I temi della luce nella notte, della mamma con il bambino, della culla vegliata dal bue e l' asinello e della visita dei Re Magi colpiscono l' immaginazione dell'uomo, nello specifico la creatività degli artisti, che hanno trattato il soggetto secondo la loro sensibilità. Il Salone d' onore della Pinacoteca Tosio-Martinengo accoglie le massime opere dei più importanti pittori bresciani in gara nel rappresentare questo evento. La chiesa di S. Cristo conserva tre esempi di periodi diversi illustranti questo mistero.

1- PAOLO DA CAYLINA.

L' affresco si trova a sinistra sull'arco trionfale con la sovrastante Pietà datata 1490, anno ritenuto valido anche per la nostra Natività. Si accompagna fuori scena a un S. Pietro Apostolo in ricordo della chiesa soppressa di S. Pietro detto in Ripa per distinguerla da quella contigua in Oliveto e da quella del Dom, una delle cattedrali.
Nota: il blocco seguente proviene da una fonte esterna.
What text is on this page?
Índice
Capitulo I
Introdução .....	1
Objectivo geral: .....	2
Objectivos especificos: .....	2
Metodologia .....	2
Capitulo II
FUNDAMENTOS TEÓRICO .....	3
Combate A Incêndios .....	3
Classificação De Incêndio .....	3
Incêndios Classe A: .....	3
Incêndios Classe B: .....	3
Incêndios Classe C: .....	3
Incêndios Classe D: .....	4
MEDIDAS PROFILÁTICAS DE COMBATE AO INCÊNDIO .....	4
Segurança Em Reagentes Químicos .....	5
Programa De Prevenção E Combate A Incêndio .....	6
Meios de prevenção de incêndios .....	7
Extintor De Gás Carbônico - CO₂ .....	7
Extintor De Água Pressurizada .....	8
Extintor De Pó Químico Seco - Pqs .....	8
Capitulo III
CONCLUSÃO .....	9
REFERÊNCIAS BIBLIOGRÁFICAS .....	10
In stile devoto tardogotico colpisce la somiglianza della testa di S. Pietro con quella di S. Giuseppe: canizie incipiente conclusa dalla bianca barba riccia nel volto raccolto, gli occhi bassi. Queste figure si possono accostare alle tempere della Pinacoteca Tosio-Martinengo raffiguranti Paolo predicante e Paolo che scrive le epistole, resti del polittico di Gardone V. T., attribuite a Paolo da Caylina il Vecchio o, come amava firmarsi, Paolo da Brescia, cognato di Vincenzo Foppa. Tra l'altro gli viene attribuita la recente Ultima Cena apparsa dai restauri del 2001 nella saletta-bookshop del museo di S. Giulia. Un ulteriore raffronto può essere fatto con il S. Giuseppe nella Natività del presbiterio della Pieve della Mitria di Nave, dove la culla di vimini del Bambino Gesù presenta analogie con il nostro insieme al breve paesaggio di destra.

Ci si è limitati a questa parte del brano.